But then its also just requires disable/enable interrupts on UP which may
be cheaper than an atomic operation.

> For CPUs with load locked + store conditional, it is expensive.

Because it locks the bus? I am not that familiar with those architectures
but it seems that those will have a general problem anyways.

> If you want an operation for performance critical portions of the
> kernel, please allow architecture maintainers the freedom to use their
> best performance enhancements.

And thereby denying the kernel developers to use a simple atomic SMP
operation? Adding additional defines for each arch and each performance
critical piece of kernel logic?

2006-12-06 19:26:51

by Matthew Wilcox

[permalink] [raw]
Subject: Re: [PATCH] WorkStruct: Implement generic UP cmpxchg() where an arch doesn't support it

On Wed, Dec 06, 2006 at 11:05:22AM -0800, Linus Torvalds wrote:
> On Wed, 6 Dec 2006, Christoph Lameter wrote:
> >
> > I'd really appreciate a cmpxchg that is generically available for
> > all arches. It will allow lockless implementation for various performance
> > criticial portions of the kernel.
>
> I suspect ARM may have been the last one without one, no?

It's just been pointed out to me that the parisc one isn't safe.

<dhowells> imagine variable X is set to 3
<dhowells> CPU A issues cmpxchg(&X, 3, 5)
<dhowells> you'd expect that to change X to 5
<dhowells> but what if CPU B assigns 6 to X between cmpxchg reading X
and it setting X?

Given parisc's paucity of atomic operations (load-and-zero-32bit and
load-and-zero-64bit), cmpxchg() is impossible to implement safely.
There has to be something we can hook to exclude another processor
modifying the variable. I'm OK with using atomic_cmpxchg(); we have
atomic_set locked against it.

Of course, using cmpxchg() isn't really lockless. It's just hidden
locking.

2006-12-06 19:26:36

by Linus Torvalds

[permalink] [raw]
Subject: Re: [PATCH] WorkStruct: Implement generic UP cmpxchg() where an arch doesn't support it



On Wed, 6 Dec 2006, Al Viro wrote:
>
> No. sparc32 doesn't have one, for instance.

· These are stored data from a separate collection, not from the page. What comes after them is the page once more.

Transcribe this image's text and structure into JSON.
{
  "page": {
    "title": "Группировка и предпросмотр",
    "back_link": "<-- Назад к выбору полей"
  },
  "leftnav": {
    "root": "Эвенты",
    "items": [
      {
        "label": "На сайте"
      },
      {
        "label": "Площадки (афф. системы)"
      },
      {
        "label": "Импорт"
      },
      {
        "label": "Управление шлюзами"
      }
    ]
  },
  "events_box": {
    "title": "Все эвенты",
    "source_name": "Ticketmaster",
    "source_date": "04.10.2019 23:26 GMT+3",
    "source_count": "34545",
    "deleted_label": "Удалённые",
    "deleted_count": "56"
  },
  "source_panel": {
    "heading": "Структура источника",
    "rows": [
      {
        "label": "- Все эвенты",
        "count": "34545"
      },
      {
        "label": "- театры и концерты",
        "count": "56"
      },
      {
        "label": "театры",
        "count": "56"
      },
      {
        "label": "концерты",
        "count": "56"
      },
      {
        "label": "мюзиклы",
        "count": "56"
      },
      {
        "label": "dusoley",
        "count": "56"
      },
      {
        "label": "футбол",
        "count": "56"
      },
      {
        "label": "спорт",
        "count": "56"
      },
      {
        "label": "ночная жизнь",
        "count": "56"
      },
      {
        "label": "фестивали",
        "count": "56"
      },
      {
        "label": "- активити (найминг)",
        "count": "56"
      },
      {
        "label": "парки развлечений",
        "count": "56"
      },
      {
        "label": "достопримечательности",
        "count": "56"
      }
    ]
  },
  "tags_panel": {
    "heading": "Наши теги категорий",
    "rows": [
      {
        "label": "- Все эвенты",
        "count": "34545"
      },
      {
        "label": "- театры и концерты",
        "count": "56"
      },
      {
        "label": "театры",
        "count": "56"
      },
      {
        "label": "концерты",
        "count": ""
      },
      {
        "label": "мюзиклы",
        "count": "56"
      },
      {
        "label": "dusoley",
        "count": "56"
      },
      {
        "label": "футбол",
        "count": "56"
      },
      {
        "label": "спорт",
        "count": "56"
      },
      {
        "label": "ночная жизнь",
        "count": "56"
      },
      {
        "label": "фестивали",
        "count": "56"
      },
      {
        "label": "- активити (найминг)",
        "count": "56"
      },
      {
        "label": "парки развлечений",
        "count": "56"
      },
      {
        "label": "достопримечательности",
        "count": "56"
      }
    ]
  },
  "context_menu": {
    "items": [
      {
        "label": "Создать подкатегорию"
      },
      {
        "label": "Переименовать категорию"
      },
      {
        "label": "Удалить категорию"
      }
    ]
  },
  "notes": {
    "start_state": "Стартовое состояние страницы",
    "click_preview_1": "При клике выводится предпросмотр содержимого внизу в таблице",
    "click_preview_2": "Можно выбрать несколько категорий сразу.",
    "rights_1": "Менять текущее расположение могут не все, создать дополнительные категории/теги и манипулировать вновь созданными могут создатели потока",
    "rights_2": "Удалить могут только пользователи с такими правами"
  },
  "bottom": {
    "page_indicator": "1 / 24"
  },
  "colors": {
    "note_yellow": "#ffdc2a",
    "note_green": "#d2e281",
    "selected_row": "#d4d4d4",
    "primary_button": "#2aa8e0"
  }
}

Ok. For SMP-safety, it's important that any architecture that can't do
this needs to _share_ the same spinlock (on SMP only, of course) that it
uses for the bitops.

It would be good (but perhaps not as strict a requirement) if the atomic
counters also use the same lock. But that is probably impossible on
sparc32 (since it has a per-counter "lock"-like thing, iirc). So doing a
cmpxchg() on an atomic_t would be a bug.

Linus

2006-12-06 19:29:42

by Matthew Wilcox

[permalink] [raw]
Subject: Re: [PATCH] WorkStruct: Implement generic UP cmpxchg() where an arch doesn't support it

On Wed, Dec 06, 2006 at 11:25:35AM -0800, Linus Torvalds wrote:
> Ok. For SMP-safety, it's important that any architecture that can't do
> this needs to _share_ the same spinlock (on SMP only, of course) that it
> uses for the bitops.

That doesn't help, since assignment can't be guarded by any lock.

> It would be good (but perhaps not as strict a requirement) if the atomic
> counters also use the same lock. But that is probably impossible on
> sparc32 (since it has a per-counter "lock"-like thing, iirc). So doing a
> cmpxchg() on an atomic_t would be a bug.

sparc32 switched over to the parisc way of doing things, so they could
expand their atomic_t to a full 32 bits. They still have the old
atomic_24_t lying around for their arch-private use, but atomic_t uses a
hashed spinlock.

2006-12-06 19:29:10

by Linus Torvalds

[permalink] [raw]
Subject: Re: [PATCH] WorkStruct: Implement generic UP cmpxchg() where an arch doesn't support it



On Wed, 6 Dec 2006, Christoph Lameter wrote:
>
> > For CPUs with load locked + store conditional, it is expensive.
>
> Because it locks the bus? I am not that familiar with those architectures
> but it seems that those will have a general problem anyways.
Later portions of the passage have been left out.